If your chickens are eating their own eggs, you'll need to break this habit immediately. The longer they do it, the harder it becomes to fix. But don't worry - with a few tweaks to your hens' nest boxes and living situation, you can nip egg eating in the bud.
Reduce Egg Breakage
Egg breakage is one of the major reasons why hens begin eating eggs. A few quick tips can reduce or eliminate egg breakage and thus the chances for your hens to get the taste of raw egg.
- Nest boxes. Make sure you have one 12-inch square nest for every 4-5 hens in the flock - never fewer than six nesting boxes. Nesting boxes should be at least two feet off the ground and at least four feet from the roosts.
Also make sure you have at least 2 inches of clean, dry nesting material (shavings or straw) in the nest boxes at all times.
Relocate any broody hens, which cause more congestion in the nesting boxes.
- Strong eggshells. Keep eggshells strong by feeding a calcium supplement in a free choice feeder (usually sold as oyster shells). Make sure to use a complete feed specifically designed for laying hens.

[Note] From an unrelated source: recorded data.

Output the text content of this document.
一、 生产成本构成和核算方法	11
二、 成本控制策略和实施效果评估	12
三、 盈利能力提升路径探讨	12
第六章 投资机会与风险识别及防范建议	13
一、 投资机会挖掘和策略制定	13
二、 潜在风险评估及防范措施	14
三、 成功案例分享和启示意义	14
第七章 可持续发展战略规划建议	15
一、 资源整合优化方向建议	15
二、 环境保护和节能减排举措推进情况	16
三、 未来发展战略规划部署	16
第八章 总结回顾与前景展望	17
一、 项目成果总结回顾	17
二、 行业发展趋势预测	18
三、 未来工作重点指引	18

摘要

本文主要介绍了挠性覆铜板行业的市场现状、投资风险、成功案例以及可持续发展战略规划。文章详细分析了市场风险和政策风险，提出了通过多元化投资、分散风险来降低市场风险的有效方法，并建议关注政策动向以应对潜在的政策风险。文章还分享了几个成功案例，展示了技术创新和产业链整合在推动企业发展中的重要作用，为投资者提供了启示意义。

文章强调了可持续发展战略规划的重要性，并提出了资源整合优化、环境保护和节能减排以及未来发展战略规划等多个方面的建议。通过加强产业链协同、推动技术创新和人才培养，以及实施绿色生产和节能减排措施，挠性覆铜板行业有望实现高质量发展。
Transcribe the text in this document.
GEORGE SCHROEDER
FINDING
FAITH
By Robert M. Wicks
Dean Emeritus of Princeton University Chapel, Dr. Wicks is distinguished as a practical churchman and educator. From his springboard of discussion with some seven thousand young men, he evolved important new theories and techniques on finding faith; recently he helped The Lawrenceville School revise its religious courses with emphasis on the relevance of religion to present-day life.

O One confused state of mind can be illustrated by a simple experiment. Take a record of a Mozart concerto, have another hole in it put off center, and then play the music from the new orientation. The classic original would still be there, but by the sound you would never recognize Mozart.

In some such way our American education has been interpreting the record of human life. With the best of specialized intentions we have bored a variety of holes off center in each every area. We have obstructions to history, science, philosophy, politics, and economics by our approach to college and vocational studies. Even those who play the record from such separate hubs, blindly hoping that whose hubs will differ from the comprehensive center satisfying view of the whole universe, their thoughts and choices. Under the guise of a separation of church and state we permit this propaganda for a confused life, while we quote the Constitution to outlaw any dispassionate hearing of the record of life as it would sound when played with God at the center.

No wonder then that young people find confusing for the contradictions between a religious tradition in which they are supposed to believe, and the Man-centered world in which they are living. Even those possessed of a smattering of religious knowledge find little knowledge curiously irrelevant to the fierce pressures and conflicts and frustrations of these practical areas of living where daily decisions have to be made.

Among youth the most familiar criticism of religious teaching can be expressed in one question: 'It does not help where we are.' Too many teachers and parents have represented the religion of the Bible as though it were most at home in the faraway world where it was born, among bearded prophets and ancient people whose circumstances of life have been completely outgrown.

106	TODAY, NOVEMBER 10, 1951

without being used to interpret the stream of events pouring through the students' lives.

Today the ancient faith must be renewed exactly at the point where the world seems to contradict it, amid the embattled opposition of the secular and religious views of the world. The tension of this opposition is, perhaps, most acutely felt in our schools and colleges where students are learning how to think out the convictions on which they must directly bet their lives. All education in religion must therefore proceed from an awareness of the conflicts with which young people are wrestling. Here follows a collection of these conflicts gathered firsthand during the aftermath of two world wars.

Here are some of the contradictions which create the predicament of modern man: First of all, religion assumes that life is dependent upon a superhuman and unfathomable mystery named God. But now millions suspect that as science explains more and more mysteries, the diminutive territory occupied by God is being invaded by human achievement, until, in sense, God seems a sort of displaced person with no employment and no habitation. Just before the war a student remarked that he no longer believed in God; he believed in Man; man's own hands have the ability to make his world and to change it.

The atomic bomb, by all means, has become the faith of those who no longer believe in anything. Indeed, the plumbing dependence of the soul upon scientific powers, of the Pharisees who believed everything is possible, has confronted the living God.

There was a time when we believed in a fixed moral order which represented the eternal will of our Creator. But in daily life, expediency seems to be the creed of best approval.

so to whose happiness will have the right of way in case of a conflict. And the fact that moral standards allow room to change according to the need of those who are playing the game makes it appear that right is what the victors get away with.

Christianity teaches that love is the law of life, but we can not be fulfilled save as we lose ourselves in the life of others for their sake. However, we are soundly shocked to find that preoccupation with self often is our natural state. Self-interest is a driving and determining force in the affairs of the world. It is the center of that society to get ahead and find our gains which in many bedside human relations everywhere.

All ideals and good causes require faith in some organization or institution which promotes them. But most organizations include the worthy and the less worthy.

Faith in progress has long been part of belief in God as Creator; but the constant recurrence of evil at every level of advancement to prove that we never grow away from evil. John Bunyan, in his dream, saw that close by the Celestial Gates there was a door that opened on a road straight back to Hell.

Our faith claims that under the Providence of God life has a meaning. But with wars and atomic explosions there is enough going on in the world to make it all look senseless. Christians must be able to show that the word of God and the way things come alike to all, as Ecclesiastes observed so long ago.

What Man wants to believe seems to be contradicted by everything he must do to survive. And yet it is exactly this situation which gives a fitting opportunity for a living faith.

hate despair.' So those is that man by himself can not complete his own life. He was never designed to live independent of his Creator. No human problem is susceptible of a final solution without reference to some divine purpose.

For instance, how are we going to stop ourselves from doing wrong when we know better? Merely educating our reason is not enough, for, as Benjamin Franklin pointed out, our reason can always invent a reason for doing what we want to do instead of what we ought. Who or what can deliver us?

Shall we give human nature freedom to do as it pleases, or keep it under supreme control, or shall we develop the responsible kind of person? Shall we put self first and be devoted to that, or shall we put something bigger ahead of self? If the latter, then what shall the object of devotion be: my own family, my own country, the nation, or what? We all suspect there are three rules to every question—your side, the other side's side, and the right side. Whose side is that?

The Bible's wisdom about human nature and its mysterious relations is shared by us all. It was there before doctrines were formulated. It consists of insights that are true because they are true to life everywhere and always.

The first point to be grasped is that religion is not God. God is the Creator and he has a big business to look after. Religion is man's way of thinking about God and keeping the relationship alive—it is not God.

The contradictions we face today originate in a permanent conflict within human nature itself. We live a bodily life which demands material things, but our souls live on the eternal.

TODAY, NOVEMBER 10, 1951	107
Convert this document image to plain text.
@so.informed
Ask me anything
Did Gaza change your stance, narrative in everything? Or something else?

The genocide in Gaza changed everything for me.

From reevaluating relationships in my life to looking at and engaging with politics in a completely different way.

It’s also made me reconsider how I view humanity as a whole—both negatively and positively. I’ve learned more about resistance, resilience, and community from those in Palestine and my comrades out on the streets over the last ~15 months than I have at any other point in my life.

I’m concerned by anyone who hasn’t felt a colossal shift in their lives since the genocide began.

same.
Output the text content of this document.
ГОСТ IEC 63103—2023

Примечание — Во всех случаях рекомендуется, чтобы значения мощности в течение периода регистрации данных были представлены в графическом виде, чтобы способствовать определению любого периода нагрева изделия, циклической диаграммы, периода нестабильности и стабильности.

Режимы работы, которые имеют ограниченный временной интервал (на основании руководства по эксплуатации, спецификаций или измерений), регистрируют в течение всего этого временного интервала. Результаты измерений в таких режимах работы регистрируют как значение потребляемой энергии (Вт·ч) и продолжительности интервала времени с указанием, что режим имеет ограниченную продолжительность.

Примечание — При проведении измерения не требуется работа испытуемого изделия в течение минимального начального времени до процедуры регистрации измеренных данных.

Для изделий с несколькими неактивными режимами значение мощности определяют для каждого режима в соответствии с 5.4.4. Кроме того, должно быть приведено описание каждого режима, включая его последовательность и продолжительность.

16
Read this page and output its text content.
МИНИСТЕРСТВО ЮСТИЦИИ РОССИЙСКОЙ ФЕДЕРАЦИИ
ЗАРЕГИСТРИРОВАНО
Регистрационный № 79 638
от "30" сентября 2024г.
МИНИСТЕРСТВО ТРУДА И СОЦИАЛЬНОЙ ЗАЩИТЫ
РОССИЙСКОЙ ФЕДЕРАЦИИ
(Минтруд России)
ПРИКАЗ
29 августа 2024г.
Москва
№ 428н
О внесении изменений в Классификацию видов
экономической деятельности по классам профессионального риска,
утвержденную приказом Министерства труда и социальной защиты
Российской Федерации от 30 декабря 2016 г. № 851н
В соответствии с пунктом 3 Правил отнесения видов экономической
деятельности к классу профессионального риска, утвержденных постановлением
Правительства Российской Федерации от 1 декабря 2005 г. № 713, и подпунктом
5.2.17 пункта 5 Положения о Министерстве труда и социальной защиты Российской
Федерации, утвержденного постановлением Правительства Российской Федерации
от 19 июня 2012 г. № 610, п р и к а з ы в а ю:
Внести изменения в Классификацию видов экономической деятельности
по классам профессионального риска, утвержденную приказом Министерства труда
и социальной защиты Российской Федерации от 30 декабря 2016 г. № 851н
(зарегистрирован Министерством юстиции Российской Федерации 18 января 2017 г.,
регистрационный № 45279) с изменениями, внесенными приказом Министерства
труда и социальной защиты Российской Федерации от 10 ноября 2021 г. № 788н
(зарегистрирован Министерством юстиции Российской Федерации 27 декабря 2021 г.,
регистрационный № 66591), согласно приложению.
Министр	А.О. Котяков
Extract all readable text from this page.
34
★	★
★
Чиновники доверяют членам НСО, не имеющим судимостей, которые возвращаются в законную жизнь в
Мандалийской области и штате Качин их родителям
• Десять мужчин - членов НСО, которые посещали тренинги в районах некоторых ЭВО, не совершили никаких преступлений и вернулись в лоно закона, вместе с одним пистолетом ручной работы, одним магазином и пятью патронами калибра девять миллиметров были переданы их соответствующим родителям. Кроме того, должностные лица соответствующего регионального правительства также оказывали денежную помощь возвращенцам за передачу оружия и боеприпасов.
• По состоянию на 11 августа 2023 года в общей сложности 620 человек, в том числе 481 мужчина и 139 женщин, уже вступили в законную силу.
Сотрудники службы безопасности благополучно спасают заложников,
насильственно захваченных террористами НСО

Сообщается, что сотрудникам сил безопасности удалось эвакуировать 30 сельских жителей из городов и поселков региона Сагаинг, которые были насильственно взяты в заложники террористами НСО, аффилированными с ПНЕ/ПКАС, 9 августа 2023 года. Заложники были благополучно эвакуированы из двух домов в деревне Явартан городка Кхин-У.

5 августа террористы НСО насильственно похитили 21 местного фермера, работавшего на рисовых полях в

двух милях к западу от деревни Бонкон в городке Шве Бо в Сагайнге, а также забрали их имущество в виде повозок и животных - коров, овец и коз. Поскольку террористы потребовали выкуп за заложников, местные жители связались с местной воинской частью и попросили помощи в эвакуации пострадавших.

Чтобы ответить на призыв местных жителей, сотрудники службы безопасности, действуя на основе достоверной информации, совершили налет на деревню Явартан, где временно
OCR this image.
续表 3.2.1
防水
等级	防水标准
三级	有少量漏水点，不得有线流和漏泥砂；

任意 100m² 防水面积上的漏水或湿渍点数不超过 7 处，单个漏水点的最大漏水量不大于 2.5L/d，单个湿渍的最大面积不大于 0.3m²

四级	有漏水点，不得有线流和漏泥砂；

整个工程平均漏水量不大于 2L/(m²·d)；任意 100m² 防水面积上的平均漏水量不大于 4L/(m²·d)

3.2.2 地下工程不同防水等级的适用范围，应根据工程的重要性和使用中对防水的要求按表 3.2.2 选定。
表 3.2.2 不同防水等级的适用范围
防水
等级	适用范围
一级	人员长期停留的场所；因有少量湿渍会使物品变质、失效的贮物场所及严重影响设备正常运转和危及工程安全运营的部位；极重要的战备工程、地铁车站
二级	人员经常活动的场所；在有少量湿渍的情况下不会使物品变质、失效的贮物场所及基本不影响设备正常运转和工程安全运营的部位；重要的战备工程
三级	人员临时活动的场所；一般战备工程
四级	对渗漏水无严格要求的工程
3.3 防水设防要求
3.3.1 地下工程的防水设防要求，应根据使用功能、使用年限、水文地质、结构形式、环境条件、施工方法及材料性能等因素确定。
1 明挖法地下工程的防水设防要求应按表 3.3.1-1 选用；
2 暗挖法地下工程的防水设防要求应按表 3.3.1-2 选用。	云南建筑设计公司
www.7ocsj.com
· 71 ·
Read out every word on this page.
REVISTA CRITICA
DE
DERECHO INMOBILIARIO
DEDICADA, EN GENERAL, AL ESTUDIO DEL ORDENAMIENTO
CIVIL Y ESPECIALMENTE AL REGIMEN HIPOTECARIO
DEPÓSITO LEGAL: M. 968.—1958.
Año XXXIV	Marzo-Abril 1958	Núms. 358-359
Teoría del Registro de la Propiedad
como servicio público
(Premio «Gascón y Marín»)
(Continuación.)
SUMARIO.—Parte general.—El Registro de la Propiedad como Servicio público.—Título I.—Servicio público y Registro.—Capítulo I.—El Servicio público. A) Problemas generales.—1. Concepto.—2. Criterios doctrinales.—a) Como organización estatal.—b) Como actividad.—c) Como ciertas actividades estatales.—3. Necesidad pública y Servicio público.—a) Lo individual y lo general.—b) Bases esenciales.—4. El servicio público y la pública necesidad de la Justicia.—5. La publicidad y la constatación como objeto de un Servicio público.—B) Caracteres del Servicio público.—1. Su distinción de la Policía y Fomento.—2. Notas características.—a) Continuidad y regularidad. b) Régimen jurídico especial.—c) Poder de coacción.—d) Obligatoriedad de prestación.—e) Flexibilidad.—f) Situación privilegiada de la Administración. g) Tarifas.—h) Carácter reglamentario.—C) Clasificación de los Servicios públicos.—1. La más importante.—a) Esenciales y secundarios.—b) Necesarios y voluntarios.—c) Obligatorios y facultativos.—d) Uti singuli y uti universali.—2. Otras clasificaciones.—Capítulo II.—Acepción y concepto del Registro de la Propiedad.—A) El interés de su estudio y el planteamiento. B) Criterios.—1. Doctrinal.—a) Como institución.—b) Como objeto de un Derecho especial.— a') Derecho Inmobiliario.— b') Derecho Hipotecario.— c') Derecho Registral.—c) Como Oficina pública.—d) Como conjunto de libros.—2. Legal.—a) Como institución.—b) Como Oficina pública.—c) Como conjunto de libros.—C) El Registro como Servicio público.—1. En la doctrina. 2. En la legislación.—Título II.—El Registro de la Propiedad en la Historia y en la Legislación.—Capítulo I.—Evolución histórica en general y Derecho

If you feed hens eggshell for calcium, smash them to a powder so they don't associate them with the egg itself.
- Collect eggs early. Collecting eggs early in the day is always good practice. This leaves less time for breakage and egg eating. Most hens are done laying by 10 am.
Avoid bright lighting near the nesting boxes, and don't disturb hens in the nests. Make sure you have enough space for each hen in the coop, fresh feed and water are available at all times, and if possible, hens have free space outdoors to roam (or at least a run with fresh grass and bugs).
Cull Relentless Egg Eaters
If you have one hen who's determined to eat eggs despite all these tips, consider culling her from the flock. She'll just pass on the bad behavior to the other hens and then you'll have a real problem on your hands.